‘Zoey’s Extraordinary Christmas’ Boss on How It Went From Concept to Finished Movie in Just 4 Months

“It was insane,” Austin Winsberg tells TheWrap

Roku

When NBC unexpectedly cancelled “Zoey’s Extraordinary Playlist” earlier this Summer, the series creator and showrunner Austin Winsberg immediately mobilized fans hoping for more. And it worked — “Zoey’s Extraordinary Christmas” hits The Roku Channel on December 1. And it came together even faster than you might think.

“It was insane,” Winsberg told TheWrap. “I mean, Roku literally greenlit it off of, you know, like nothing more than a notion or a few-line idea from me just kind of dealing with the family’s first Christmas without Mitch on, I think, July 22. And then we had to turn in the finished movie literally four months later. So we went from a four-line idea to a finished movie in four months. And that’s with 12 musical numbers and all of the challenges and everything that goes along with it.”

So no, Winsberg didn’t get a whole lot of sleep in between July and October. But the process was made easier by the fact that Winsberg was working with most of the same people he’d worked with on the first two seasons of “Zoey’s Extraordinary Playlist” on NBC, from choreographer Mandy Moore to Executive Music Producer Harvey Mason Jr., and more.

“I had two weeks with two other writers from the show Sam Laybourne and Samantha McIntyre, to kind of break the story,” Winsberg continued. “Then I had a week to write the outline, and then another week and a half to write the script off of that. And then we had two weeks of pre-production, and then three weeks of shooting, and then two weeks of post, and it was just all kind of go, go go.

“There were definitely little production changes that had to happen because of weather and actor availability, and things like that, that we kept having to shift as we were shooting. And then for Mandy Moore, our choreographer, just the struggles of being able to mount 12 production numbers, some really big ones in such a short amount of time. The actors only had four days of prep rehearsal before we started.”

Of course, beyond the sheer practicality of making it happen, Winsberg and his team also had very specific story aspects that they wanted to keep intact. The showrunner noted that he wanted to honor the cliffhanger of season 2, in which Max (Skylar Astin) suddenly gets Zoey’s (Jane Levy) powers and can hear people’s heart songs, while still welcoming new fans, who maybe hadn’t seen that cliffhanger.

“The first thing was trying to make it feel both like a standalone holiday film, that could maybe be a perennial holiday film, hopefully, and so that if people have never seen the show before, they could kind of come into a cold and still be able to watch it and have a full experience,” Winsberg explained. “And so the first challenge was going from breaking it with like a six-act episodic structure, to breaking it with a true three-act movie structure and treating it more like a movie.”

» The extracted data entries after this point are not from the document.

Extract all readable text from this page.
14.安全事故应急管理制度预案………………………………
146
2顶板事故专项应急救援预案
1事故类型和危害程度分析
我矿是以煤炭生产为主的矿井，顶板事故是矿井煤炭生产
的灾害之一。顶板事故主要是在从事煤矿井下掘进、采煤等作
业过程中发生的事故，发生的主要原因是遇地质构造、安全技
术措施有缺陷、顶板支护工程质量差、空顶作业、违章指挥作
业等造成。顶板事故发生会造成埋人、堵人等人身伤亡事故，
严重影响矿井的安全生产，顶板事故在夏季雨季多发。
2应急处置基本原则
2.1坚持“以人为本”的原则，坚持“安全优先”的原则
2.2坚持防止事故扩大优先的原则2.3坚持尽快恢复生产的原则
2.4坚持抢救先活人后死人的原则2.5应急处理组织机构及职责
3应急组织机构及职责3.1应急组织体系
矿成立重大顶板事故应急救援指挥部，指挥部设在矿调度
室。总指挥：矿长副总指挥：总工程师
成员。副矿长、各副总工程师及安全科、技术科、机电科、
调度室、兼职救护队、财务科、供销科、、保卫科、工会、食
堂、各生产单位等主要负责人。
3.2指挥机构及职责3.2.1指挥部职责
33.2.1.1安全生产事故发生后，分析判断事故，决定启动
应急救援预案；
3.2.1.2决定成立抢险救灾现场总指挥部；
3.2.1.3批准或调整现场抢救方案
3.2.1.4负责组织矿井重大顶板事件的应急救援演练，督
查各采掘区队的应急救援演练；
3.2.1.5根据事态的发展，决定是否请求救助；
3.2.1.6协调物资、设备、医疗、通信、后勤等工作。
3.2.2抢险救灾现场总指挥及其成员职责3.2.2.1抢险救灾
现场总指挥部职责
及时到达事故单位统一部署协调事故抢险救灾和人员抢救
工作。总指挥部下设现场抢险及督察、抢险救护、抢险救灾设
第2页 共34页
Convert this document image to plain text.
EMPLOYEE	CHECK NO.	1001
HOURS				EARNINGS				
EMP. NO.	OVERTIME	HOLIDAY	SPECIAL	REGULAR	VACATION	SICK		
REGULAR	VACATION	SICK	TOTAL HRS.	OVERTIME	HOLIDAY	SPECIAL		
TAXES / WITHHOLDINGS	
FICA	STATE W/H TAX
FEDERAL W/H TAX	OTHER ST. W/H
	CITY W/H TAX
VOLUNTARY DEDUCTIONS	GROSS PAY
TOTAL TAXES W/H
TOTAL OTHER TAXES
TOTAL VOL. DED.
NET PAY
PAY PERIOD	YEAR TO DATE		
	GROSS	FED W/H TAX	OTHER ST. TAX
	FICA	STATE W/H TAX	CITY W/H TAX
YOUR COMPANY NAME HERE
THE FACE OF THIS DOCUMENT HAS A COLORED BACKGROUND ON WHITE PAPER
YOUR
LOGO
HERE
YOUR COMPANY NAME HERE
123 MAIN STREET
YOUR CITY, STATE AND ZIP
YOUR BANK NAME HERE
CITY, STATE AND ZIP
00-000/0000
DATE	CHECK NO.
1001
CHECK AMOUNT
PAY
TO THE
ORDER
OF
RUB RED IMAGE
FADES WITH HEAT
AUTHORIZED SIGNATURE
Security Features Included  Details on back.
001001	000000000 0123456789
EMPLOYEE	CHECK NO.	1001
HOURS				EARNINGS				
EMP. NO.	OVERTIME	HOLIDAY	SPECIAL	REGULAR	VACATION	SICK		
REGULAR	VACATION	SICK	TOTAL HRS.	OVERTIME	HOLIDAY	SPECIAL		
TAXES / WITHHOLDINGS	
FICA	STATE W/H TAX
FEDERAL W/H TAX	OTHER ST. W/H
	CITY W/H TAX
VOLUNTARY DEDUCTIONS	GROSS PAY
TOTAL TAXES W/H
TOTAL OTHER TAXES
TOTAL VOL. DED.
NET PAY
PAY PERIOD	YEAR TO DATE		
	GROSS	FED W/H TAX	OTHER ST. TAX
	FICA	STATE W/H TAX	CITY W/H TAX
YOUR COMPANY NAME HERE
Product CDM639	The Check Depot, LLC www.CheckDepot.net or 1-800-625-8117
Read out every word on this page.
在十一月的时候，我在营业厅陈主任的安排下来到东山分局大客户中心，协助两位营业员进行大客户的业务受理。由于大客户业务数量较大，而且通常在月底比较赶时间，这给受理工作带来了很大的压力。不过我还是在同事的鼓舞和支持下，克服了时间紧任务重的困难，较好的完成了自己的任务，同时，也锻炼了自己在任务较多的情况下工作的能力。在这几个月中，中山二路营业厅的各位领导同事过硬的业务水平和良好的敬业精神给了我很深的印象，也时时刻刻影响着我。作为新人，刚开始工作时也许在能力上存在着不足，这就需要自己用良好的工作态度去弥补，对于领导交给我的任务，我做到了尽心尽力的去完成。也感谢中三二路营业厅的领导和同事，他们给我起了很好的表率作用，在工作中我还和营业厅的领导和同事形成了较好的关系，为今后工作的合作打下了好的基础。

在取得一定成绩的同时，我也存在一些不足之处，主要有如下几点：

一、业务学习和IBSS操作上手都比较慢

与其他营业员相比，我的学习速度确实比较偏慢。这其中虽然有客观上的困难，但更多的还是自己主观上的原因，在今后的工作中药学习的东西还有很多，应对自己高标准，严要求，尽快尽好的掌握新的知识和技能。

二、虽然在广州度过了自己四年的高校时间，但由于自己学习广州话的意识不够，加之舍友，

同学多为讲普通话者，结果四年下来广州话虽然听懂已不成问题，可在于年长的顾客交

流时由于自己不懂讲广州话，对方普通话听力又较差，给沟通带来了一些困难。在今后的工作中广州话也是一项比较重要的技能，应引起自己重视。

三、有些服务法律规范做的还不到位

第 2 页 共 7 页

Then came the fact that, though Winsberg and the cast might welcome a chance at more episodes again, “Zoey’s Extraordinary Christmas” had to tie things off a bit more cleanly.

“By the end of the movie, you want some sense of completion, but not a total completion so that we can still leave the door open a little bit, in case there is a desire for more,” Winsberg added. “So it was definitely a thin needle to thread. And I felt like keeping the Max and Zoey stuff alive from the season was important. Keeping Mo and Perry alive was important to me. And obviously the family dealing with the first holiday without dad was sort of the crux of the movie, but keeping the tone and the soul and the spirit of it alive too.”

“Zoey’s Extraordinary Christmas” is will be available to stream on The Roku Channel on December 1, beginning at midnight in all time zones.